Set to return after 2-year absence, tennis player Chung Hyeon is in good place

SEOUL– About to make a long-awaited return to competitive tennis, South Korean player Chung Hyeon said Monday he just may be in a better frame of mind now than he has ever been.

Chung will team up with countryman Kwon Soon-woo in the men’s doubles at the ATP Eugene Korea Open this week at Olympic Park Tennis Center in Seoul. Due to his back injury, Chung has not played in an ATP event since September 2020. He has been inactive for so long that the former world No. 19 and the 2018 Australian Open semifinalist is not even ranked at the moment.
“It has been a long time coming,” Chung said at a press conference Monday. “I am just happy to be back. I don’t know how well I am going to play, but I’ll give it my best shot.”

Chung made a stunning run to the final four at the Australian Open four years ago, downing then-six-time champions Novak Djokovic along the way. He remains the only South Korean player, male or female, to have reached Grand Slam semifinals.
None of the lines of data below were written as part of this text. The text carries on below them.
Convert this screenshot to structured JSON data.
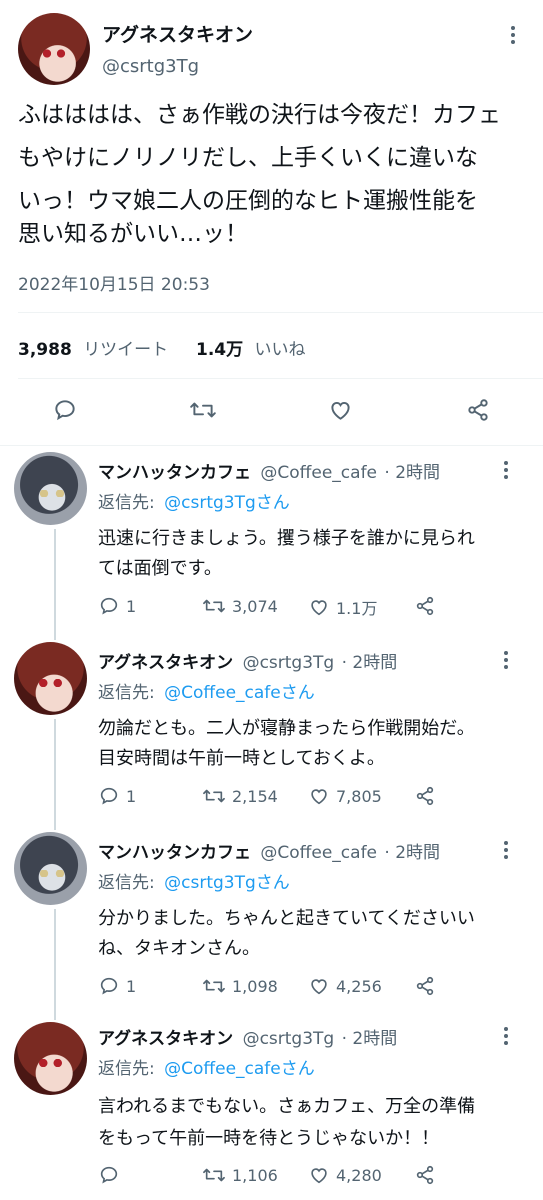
{
  "main_tweet": {
    "display_name": "アグネスタキオン",
    "handle": "@csrtg3Tg",
    "text_lines": [
      "ふはははは、さぁ作戦の決行は今夜だ！カフェ",
      "もやけにノリノリだし、上手くいくに違いな",
      "いっ！ウマ娘二人の圧倒的なヒト運搬性能を",
      "思い知るがいい…ッ！"
    ],
    "timestamp": "2022年10月15日 20:53",
    "retweets": "3,988",
    "retweets_label": "リツイート",
    "likes": "1.4万",
    "likes_label": "いいね"
  },
  "replies": [
    {
      "display_name": "マンハッタンカフェ",
      "handle": "@Coffee_cafe",
      "time": "· 2時間",
      "reply_label": "返信先:",
      "reply_to": "@csrtg3Tgさん",
      "text_lines": [
        "迅速に行きましょう。攫う様子を誰かに見られ",
        "ては面倒です。"
      ],
      "replies": "1",
      "retweets": "3,074",
      "likes": "1.1万"
    },
    {
      "display_name": "アグネスタキオン",
      "handle": "@csrtg3Tg",
      "time": "· 2時間",
      "reply_label": "返信先:",
      "reply_to": "@Coffee_cafeさん",
      "text_lines": [
        "勿論だとも。二人が寝静まったら作戦開始だ。",
        "目安時間は午前一時としておくよ。"
      ],
      "replies": "1",
      "retweets": "2,154",
      "likes": "7,805"
    },
    {
      "display_name": "マンハッタンカフェ",
      "handle": "@Coffee_cafe",
      "time": "· 2時間",
      "reply_label": "返信先:",
      "reply_to": "@csrtg3Tgさん",
      "text_lines": [
        "分かりました。ちゃんと起きていてくださいい",
        "ね、タキオンさん。"
      ],
      "replies": "1",
      "retweets": "1,098",
      "likes": "4,256"
    },
    {
      "display_name": "アグネスタキオン",
      "handle": "@csrtg3Tg",
      "time": "· 2時間",
      "reply_label": "返信先:",
      "reply_to": "@Coffee_cafeさん",
      "text_lines": [
        "言われるまでもない。さぁカフェ、万全の準備",
        "をもって午前一時を待とうじゃないか！！"
      ],
      "replies": "",
      "retweets": "1,106",
      "likes": "4,280"
    }
  ],
  "colors": {
    "text": "#0f1419",
    "muted": "#536471",
    "link": "#1d9bf0",
    "divider": "#eff3f4"
  }
}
Asked how he feels physically now compared to 2018, Chung said, “I haven’t played a competitive match yet, so it’s too early to compare. But I think I am in a much better place mentally than back then.”

“I used to take tennis for granted, but now, I am grateful for a chance to just set my foot on the court,” Chung continued. “I’ve been training hard for the past two months or so. I’ve been having so much fun that I even wanted to eat and sleep right on the court.”
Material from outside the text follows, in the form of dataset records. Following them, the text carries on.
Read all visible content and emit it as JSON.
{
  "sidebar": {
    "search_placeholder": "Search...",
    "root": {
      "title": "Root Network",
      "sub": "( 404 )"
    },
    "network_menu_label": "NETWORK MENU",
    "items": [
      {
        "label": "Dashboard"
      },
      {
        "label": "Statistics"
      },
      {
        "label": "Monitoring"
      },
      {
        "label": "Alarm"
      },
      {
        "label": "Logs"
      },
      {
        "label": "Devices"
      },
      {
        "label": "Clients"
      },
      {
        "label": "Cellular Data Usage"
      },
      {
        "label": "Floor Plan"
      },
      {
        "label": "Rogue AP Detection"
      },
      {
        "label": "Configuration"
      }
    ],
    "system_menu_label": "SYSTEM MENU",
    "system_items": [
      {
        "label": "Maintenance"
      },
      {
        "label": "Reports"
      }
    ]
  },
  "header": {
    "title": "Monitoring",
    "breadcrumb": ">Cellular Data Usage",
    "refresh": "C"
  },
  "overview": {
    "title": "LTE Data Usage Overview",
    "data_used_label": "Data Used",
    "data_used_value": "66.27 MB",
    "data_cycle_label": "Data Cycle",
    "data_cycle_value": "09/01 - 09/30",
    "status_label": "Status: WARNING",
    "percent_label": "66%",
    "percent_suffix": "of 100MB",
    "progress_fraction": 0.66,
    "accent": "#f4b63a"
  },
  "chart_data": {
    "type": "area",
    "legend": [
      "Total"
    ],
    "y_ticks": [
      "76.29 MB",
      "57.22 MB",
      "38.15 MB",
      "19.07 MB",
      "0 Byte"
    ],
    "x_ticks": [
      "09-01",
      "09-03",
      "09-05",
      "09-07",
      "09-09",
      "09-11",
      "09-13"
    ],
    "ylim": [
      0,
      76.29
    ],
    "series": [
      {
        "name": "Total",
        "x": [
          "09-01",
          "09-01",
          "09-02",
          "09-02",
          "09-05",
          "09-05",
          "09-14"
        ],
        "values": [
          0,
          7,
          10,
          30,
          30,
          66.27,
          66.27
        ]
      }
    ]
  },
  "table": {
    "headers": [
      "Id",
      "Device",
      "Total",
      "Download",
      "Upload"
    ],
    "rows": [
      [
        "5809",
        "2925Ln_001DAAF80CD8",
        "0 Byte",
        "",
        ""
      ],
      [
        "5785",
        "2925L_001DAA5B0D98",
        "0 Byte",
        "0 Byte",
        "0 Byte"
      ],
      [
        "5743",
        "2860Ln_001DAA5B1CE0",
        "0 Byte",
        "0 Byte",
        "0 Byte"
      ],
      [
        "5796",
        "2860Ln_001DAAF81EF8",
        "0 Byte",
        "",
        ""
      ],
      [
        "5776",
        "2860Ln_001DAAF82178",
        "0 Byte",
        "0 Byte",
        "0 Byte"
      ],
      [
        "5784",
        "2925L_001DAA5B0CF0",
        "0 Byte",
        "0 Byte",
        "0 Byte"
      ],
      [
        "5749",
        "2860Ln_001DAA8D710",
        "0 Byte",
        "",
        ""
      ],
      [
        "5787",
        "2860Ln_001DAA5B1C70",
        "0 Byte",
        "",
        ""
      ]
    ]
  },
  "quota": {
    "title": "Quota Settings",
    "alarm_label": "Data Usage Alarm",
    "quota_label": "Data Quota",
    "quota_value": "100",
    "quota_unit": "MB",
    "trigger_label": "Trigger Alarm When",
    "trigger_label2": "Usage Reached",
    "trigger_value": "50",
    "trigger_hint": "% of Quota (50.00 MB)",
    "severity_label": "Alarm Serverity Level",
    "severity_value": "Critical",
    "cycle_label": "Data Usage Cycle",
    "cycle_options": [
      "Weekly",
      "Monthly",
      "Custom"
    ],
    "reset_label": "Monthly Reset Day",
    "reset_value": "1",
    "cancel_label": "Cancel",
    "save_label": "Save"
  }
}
Chung said he had attempted to return to action earlier but had suffered setbacks every time. Though he has been pain free in training, Chung said he still wasn’t sure how he’d feel in competition.

“I wanted to make my comeback at the Korea Open because it’s taking place at home and I felt I could be relaxed, both mentally and physically,” Chung said. “I still need to keep working on my conditioning.”
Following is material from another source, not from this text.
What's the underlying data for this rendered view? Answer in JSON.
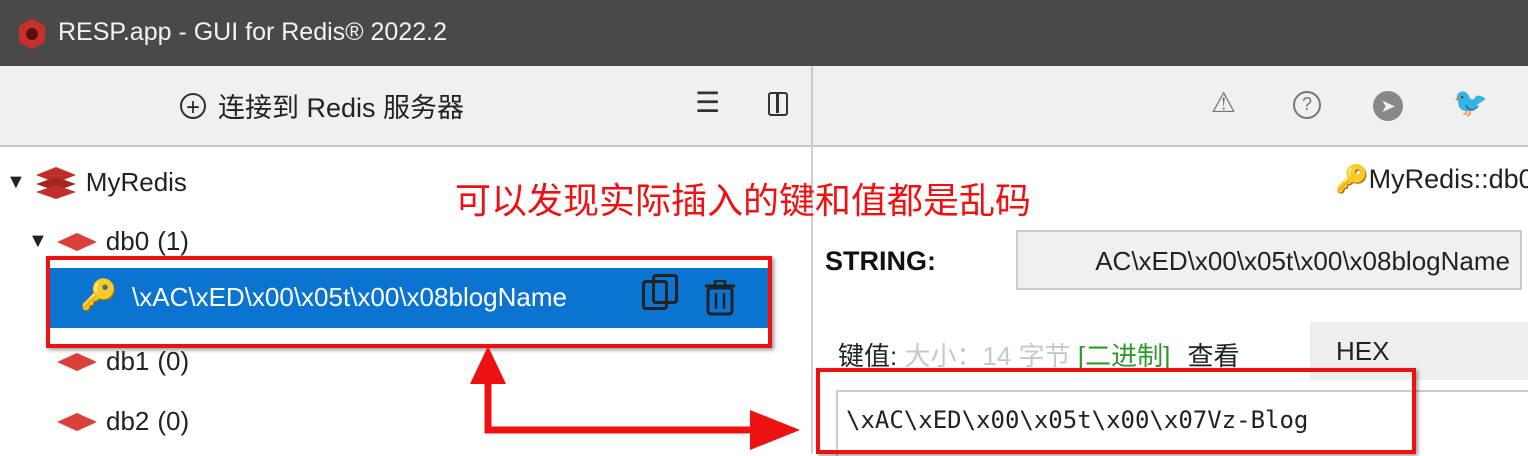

As for his decision to only play the doubles, Chung said, “This is a part of the path back to my better days. I didn’t want to push myself too hard this week.”

Chung, 26, said he took his extended rehab in stride.

“I am usually a calm person. I felt a rehab comes with the territory of being a professional athlete,” Chung said. “I was just hoping I could come out of the rehab a stronger person.”